Why do we pursue growth? How has economic growth become positioned as the sole criterion of success? How much longer can we remain sheltered from the consequences of the growth myth?

Pursuing growth simply for its own sake is irresponsible, wasteful and destructive.

 

The maxims of Western growth economics are:

To maximise self interest

To maximise profits

To increase wealth

To increase our desire for material things

To maximise instrumental use

To saturate markets with goods to the utmost that market price will bear

Bigger is better

We must pay any price and do whatever is necessary to grow (increase Gross Domestic Product (GDP))
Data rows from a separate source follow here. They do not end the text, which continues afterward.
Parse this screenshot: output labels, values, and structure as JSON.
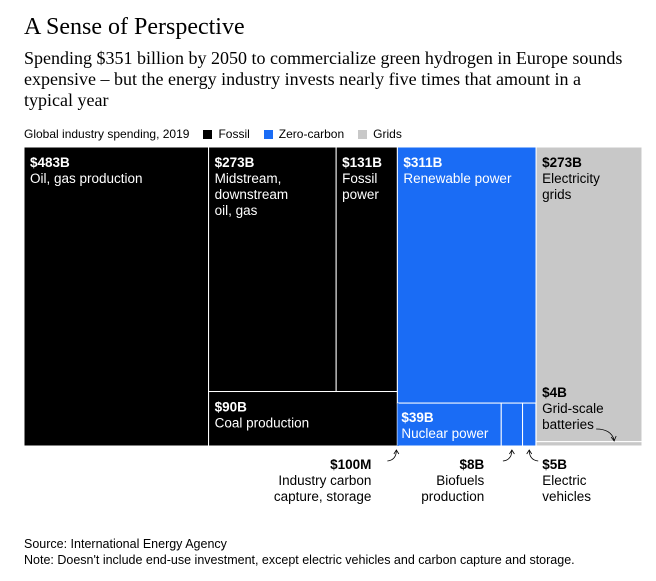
{
  "title": "A Sense of Perspective",
  "subtitle": "Spending $351 billion by 2050 to commercialize green hydrogen in Europe sounds expensive – but the energy industry invests nearly five times that amount in a typical year",
  "legend": {
    "caption": "Global industry spending, 2019",
    "items": [
      {
        "label": "Fossil",
        "color": "#000000"
      },
      {
        "label": "Zero-carbon",
        "color": "#1a6cf5"
      },
      {
        "label": "Grids",
        "color": "#c8c8c8"
      }
    ]
  },
  "chart_data": {
    "type": "treemap",
    "unit": "$B",
    "groups": [
      {
        "name": "Fossil",
        "color": "#000000",
        "items": [
          {
            "value_label": "$483B",
            "label": [
              "Oil, gas production"
            ],
            "value": 483
          },
          {
            "value_label": "$273B",
            "label": [
              "Midstream,",
              "downstream",
              "oil, gas"
            ],
            "value": 273
          },
          {
            "value_label": "$131B",
            "label": [
              "Fossil",
              "power"
            ],
            "value": 131
          },
          {
            "value_label": "$90B",
            "label": [
              "Coal production"
            ],
            "value": 90
          }
        ]
      },
      {
        "name": "Zero-carbon",
        "color": "#1a6cf5",
        "items": [
          {
            "value_label": "$311B",
            "label": [
              "Renewable power"
            ],
            "value": 311
          },
          {
            "value_label": "$39B",
            "label": [
              "Nuclear power"
            ],
            "value": 39
          },
          {
            "value_label": "$8B",
            "label": [
              "Biofuels",
              "production"
            ],
            "value": 8
          },
          {
            "value_label": "$5B",
            "label": [
              "Electric",
              "vehicles"
            ],
            "value": 5
          },
          {
            "value_label": "$100M",
            "label": [
              "Industry carbon",
              "capture, storage"
            ],
            "value": 0.1
          }
        ]
      },
      {
        "name": "Grids",
        "color": "#c8c8c8",
        "items": [
          {
            "value_label": "$273B",
            "label": [
              "Electricity",
              "grids"
            ],
            "value": 273
          },
          {
            "value_label": "$4B",
            "label": [
              "Grid-scale",
              "batteries"
            ],
            "value": 4
          }
        ]
      }
    ]
  },
  "source": "Source: International Energy Agency",
  "note": "Note: Doesn't include end-use investment, except electric vehicles and carbon capture and storage."
}
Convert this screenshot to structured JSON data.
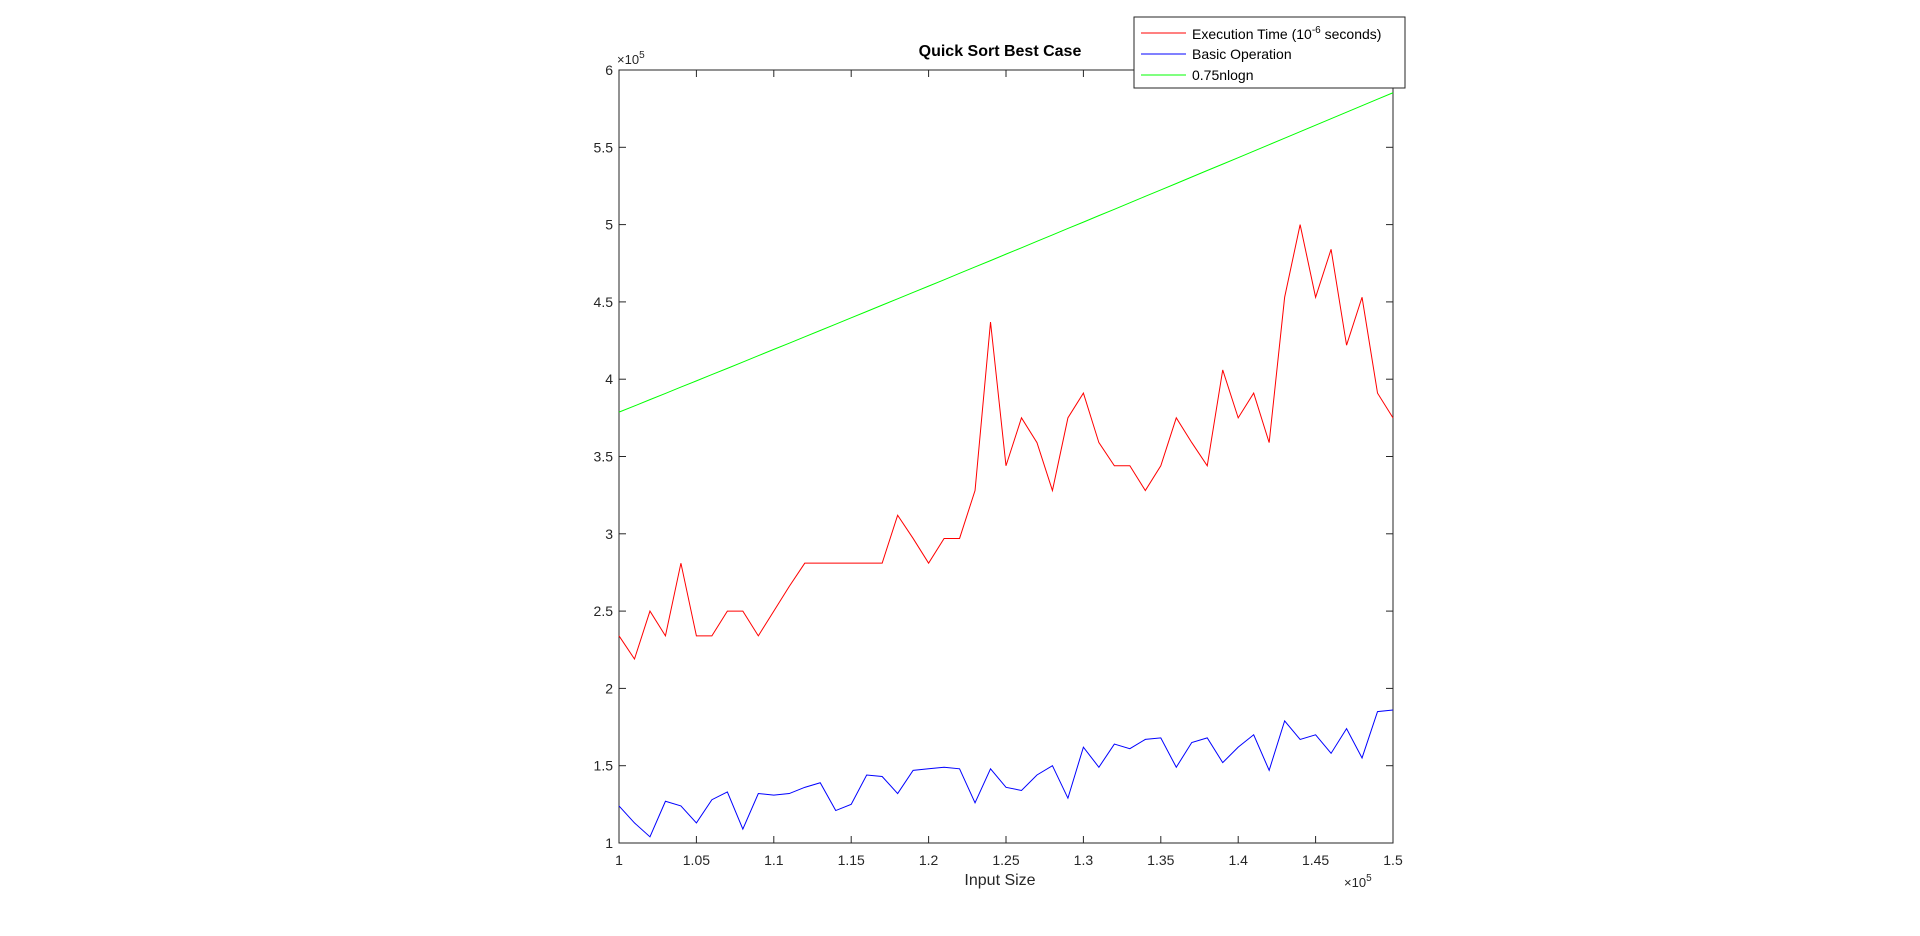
{
  "chart_data": {
    "type": "line",
    "title": "Quick Sort Best Case",
    "xlabel": "Input Size",
    "ylabel": "",
    "x_exponent": "×10",
    "x_exponent_power": "5",
    "y_exponent": "×10",
    "y_exponent_power": "5",
    "xlim": [
      100000,
      150000
    ],
    "ylim": [
      100000,
      600000
    ],
    "x_ticks": [
      100000,
      105000,
      110000,
      115000,
      120000,
      125000,
      130000,
      135000,
      140000,
      145000,
      150000
    ],
    "x_tick_labels": [
      "1",
      "1.05",
      "1.1",
      "1.15",
      "1.2",
      "1.25",
      "1.3",
      "1.35",
      "1.4",
      "1.45",
      "1.5"
    ],
    "y_ticks": [
      100000,
      150000,
      200000,
      250000,
      300000,
      350000,
      400000,
      450000,
      500000,
      550000,
      600000
    ],
    "y_tick_labels": [
      "1",
      "1.5",
      "2",
      "2.5",
      "3",
      "3.5",
      "4",
      "4.5",
      "5",
      "5.5",
      "6"
    ],
    "grid": false,
    "legend_position": "top-right",
    "x": [
      100000,
      101000,
      102000,
      103000,
      104000,
      105000,
      106000,
      107000,
      108000,
      109000,
      110000,
      111000,
      112000,
      113000,
      114000,
      115000,
      116000,
      117000,
      118000,
      119000,
      120000,
      121000,
      122000,
      123000,
      124000,
      125000,
      126000,
      127000,
      128000,
      129000,
      130000,
      131000,
      132000,
      133000,
      134000,
      135000,
      136000,
      137000,
      138000,
      139000,
      140000,
      141000,
      142000,
      143000,
      144000,
      145000,
      146000,
      147000,
      148000,
      149000,
      150000
    ],
    "series": [
      {
        "name": "Execution Time (10^6 seconds)",
        "legend_base": "Execution Time (10",
        "legend_sup": "-6",
        "legend_tail": " seconds)",
        "color": "#ff0000",
        "values": [
          234000,
          219000,
          250000,
          234000,
          281000,
          234000,
          234000,
          250000,
          250000,
          234000,
          250000,
          266000,
          281000,
          281000,
          281000,
          281000,
          281000,
          281000,
          312000,
          297000,
          281000,
          297000,
          297000,
          328000,
          437000,
          344000,
          375000,
          359000,
          328000,
          375000,
          391000,
          359000,
          344000,
          344000,
          328000,
          344000,
          375000,
          359000,
          344000,
          406000,
          375000,
          391000,
          359000,
          453000,
          500000,
          453000,
          484000,
          422000,
          453000,
          391000,
          375000
        ]
      },
      {
        "name": "Basic Operation",
        "color": "#0000ff",
        "values": [
          124000,
          113000,
          104000,
          127000,
          124000,
          113000,
          128000,
          133000,
          109000,
          132000,
          131000,
          132000,
          136000,
          139000,
          121000,
          125000,
          144000,
          143000,
          132000,
          147000,
          148000,
          149000,
          148000,
          126000,
          148000,
          136000,
          134000,
          144000,
          150000,
          129000,
          162000,
          149000,
          164000,
          161000,
          167000,
          168000,
          149000,
          165000,
          168000,
          152000,
          162000,
          170000,
          147000,
          179000,
          167000,
          170000,
          158000,
          174000,
          155000,
          185000,
          186000
        ]
      },
      {
        "name": "0.75nlogn",
        "color": "#00ff00",
        "values": [
          378700,
          382700,
          386800,
          390800,
          394900,
          398900,
          403000,
          407000,
          411100,
          415200,
          419300,
          423300,
          427400,
          431500,
          435600,
          439700,
          443800,
          447900,
          452000,
          456100,
          460200,
          464300,
          468500,
          472600,
          476700,
          480900,
          485000,
          489200,
          493300,
          497500,
          501600,
          505800,
          509900,
          514100,
          518300,
          522400,
          526600,
          530800,
          535000,
          539100,
          543300,
          547500,
          551700,
          555900,
          560100,
          564300,
          568500,
          572700,
          576900,
          581100,
          585300
        ]
      }
    ]
  }
}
The market is always right

In contrast a Buddhist Economic (BE) system would seek to:

Replace pursuit of self-interest with service to the needs of others

Replace pursuit of profits with minimisation of suffering

Replace never ceasing desires with contentedness and want for little

Replace the over production of goods with a focus on minimisation of harm

Replace bigger is better with small is beautiful

Replace growth of the economy with the growth of harmony and happiness (Gross National Happiness-GNH or Genuine Progress Indicator-GPI instead of GDP)
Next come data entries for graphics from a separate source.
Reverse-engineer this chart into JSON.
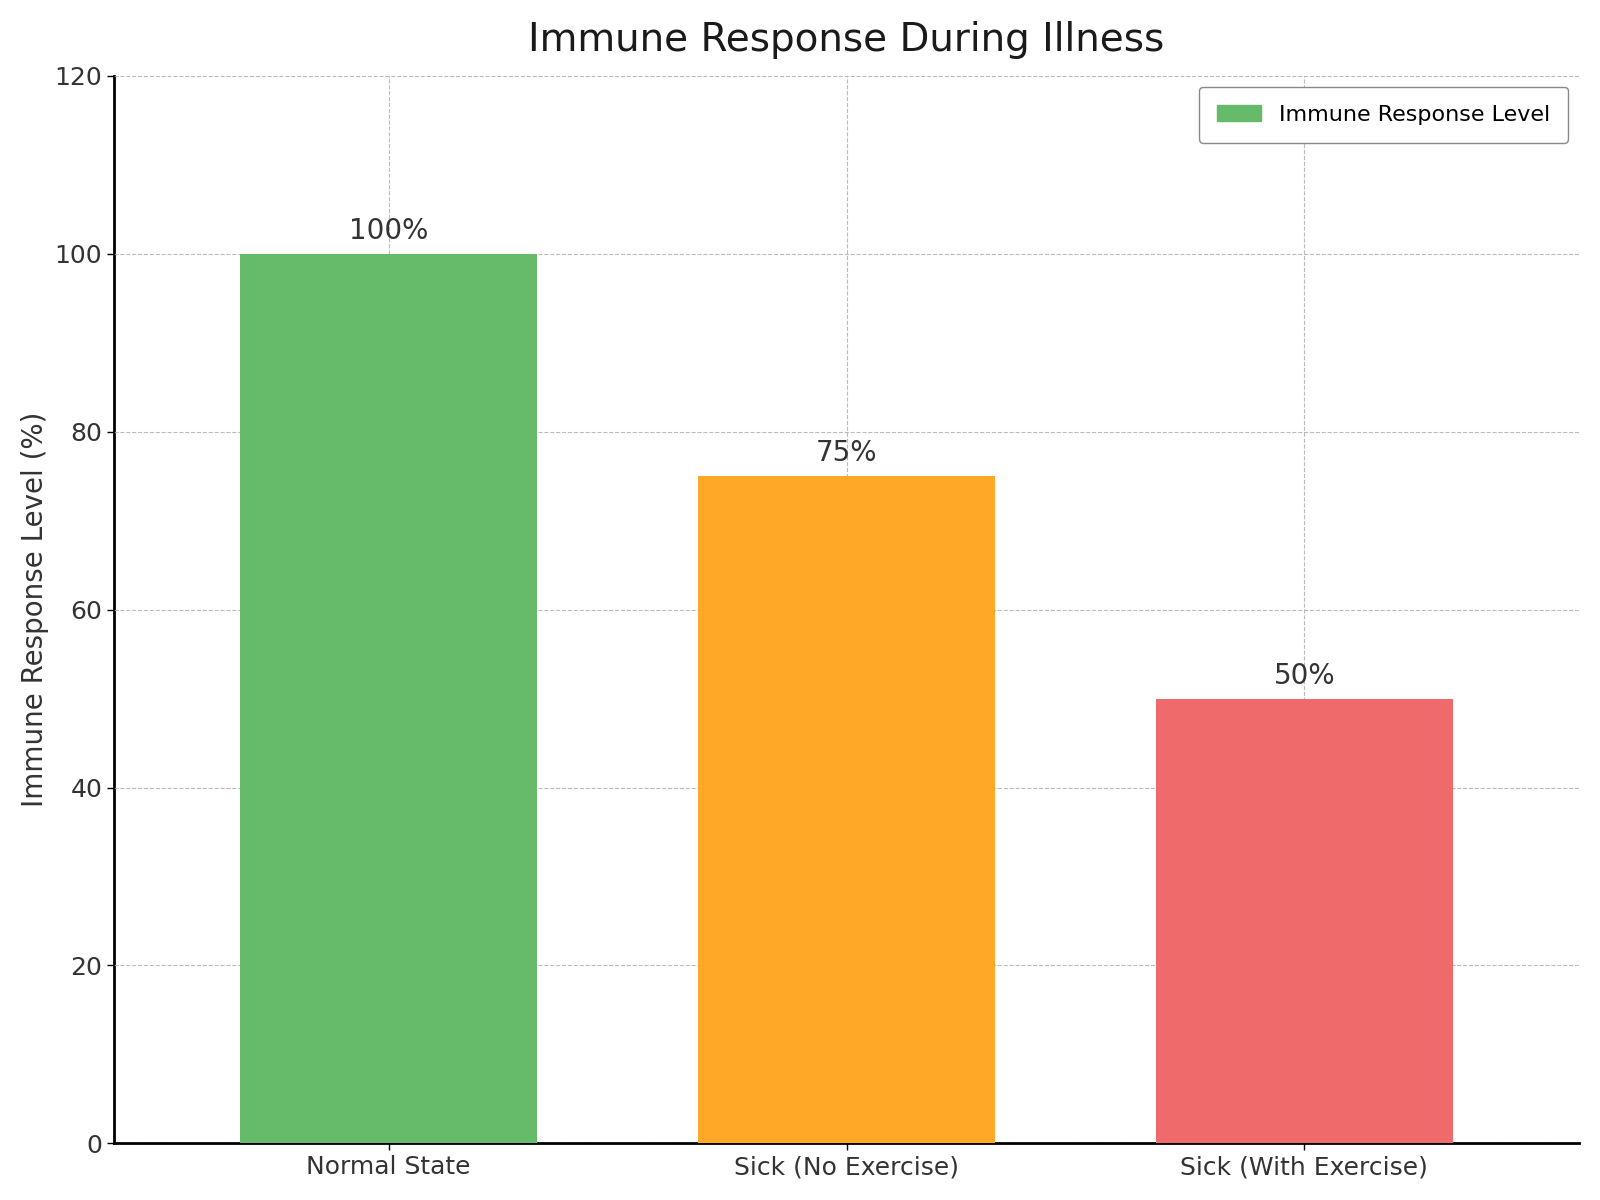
{
  "categories": [
    "Normal State",
    "Sick (No Exercise)",
    "Sick (With Exercise)"
  ],
  "values": [
    100,
    75,
    50
  ],
  "bar_colors": [
    "#66BB6A",
    "#FFA726",
    "#EF6B6B"
  ],
  "bar_labels": [
    "100%",
    "75%",
    "50%"
  ],
  "title": "Immune Response During Illness",
  "ylabel": "Immune Response Level (%)",
  "ylim": [
    0,
    120
  ],
  "yticks": [
    0,
    20,
    40,
    60,
    80,
    100,
    120
  ],
  "legend_label": "Immune Response Level",
  "legend_color": "#66BB6A",
  "title_fontsize": 28,
  "label_fontsize": 20,
  "tick_fontsize": 18,
  "bar_label_fontsize": 20,
  "legend_fontsize": 16,
  "background_color": "#ffffff",
  "grid_color": "#aaaaaa",
  "bar_width": 0.65
}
Sharing many of the undertones of a Buddhist perspective a Steady State Economic (SSE) system would:

Maintain the health of ecosystems and the life-support services they provide.

Extract renewable resources like fish and timber at a rate no faster than they can be regenerated.

Consume non-renewable resources like fossil fuels and minerals at a rate no faster than they can be replaced by the discovery of renewable substitutes.

Deposit wastes in the environment at a rate no faster than they can be safely assimilated.

If everyone embraced < = > many of the alternative objectives of both BE and SSE could be achieved.

Society would not collapse. The economy would simply be different. Our lives would become richer.

Traditional economists heavily criticise both of these alternatives as idealistic and unrealistic.

However, none of these very same critics cannot present a cogent or even rudimentary explanation of how we can pursue endless growth on a planet with finite resources and critical ecological limits.

If you like the sound of the alternatives become the change that you seek in the world. Your wallet is a powerful tool for change.